Algo que anteriormente solía molestarme era que, cuanto más me acercaba a Dios, más pecador me sentía. Al tiempo, un fenómeno que observé en mi habitación me hizo recapacitar: una pequeña abertura en la cortina de la ventana dejaba pasar un rayo de luz. Al mirar, vi partículas de polvo que volaban en el reflejo. Sin ese rayo, el cuarto parecía limpio, pero la luz revelaba las partículas de suciedad.
Ese hecho arrojó luz sobre mi vida espiritual.
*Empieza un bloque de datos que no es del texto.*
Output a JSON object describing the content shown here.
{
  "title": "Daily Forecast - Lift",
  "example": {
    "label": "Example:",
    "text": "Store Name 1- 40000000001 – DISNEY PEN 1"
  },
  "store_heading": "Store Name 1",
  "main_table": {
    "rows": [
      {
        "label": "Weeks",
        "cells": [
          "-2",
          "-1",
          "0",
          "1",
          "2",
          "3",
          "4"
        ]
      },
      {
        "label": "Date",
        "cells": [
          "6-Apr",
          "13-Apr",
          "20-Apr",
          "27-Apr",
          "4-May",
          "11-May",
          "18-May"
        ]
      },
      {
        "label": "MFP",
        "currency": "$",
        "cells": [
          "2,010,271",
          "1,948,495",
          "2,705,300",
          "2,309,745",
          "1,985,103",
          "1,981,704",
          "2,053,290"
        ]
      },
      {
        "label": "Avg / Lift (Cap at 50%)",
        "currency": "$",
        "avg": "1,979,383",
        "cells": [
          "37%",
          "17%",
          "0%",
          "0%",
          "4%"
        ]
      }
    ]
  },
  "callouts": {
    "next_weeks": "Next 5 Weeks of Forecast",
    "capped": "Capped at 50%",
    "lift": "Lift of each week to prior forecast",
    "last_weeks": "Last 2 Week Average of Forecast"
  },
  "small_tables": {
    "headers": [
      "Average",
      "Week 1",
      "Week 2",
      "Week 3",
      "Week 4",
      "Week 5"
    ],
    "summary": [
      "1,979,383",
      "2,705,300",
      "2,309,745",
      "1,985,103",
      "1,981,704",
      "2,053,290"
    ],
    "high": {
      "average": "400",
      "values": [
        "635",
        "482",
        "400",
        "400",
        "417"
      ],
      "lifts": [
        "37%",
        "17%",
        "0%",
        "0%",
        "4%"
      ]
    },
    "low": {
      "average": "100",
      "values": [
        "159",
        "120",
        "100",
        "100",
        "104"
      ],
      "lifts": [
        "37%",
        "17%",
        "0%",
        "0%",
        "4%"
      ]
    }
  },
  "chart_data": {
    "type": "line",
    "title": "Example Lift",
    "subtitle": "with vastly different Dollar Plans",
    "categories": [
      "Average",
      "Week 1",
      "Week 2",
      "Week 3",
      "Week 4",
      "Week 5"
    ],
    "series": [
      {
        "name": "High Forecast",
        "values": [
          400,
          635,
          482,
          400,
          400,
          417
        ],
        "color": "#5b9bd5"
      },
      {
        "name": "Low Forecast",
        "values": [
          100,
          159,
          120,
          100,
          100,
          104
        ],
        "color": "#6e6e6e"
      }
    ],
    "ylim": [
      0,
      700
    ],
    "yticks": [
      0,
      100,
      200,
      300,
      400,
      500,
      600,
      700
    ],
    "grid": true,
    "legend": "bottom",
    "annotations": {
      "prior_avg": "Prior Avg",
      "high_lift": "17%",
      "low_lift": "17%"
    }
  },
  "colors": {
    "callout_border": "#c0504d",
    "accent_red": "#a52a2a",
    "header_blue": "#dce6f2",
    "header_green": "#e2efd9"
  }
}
Cuanto más me acerco al Señor de la luz, con más claridad me veo. Cuando la luz de Cristo ilumina la oscuridad de nuestra vida, expone el pecado; pero no lo hace para desanimarnos, sino para que confiemos humildemente en Él. No podemos depender de nuestra propia justicia, porque somos pecadores y no alcanzamos los estándares de Dios (Romanos 3:23). Cuando somos orgullosos, la luz revela nuestro corazón, y clamamos como Isaías: «¡Ay de mí! […]; porque siendo hombre inmundo de labios, […] han visto mis ojos al Rey, Jehová de los ejércitos» (Isaías 6:5).
Dios es absolutamente perfecto en todo. Para acercarse a Él, es necesario tener humildad y confianza como la de un niño, y dejar de lado la jactancia y el orgullo. Es por su gracia que nos atrae hacia Él. Es bueno sentirnos indignos cuando nos acercamos a Dios, porque esto nos enseña a ser humildes y nos hace depender solamente de Él.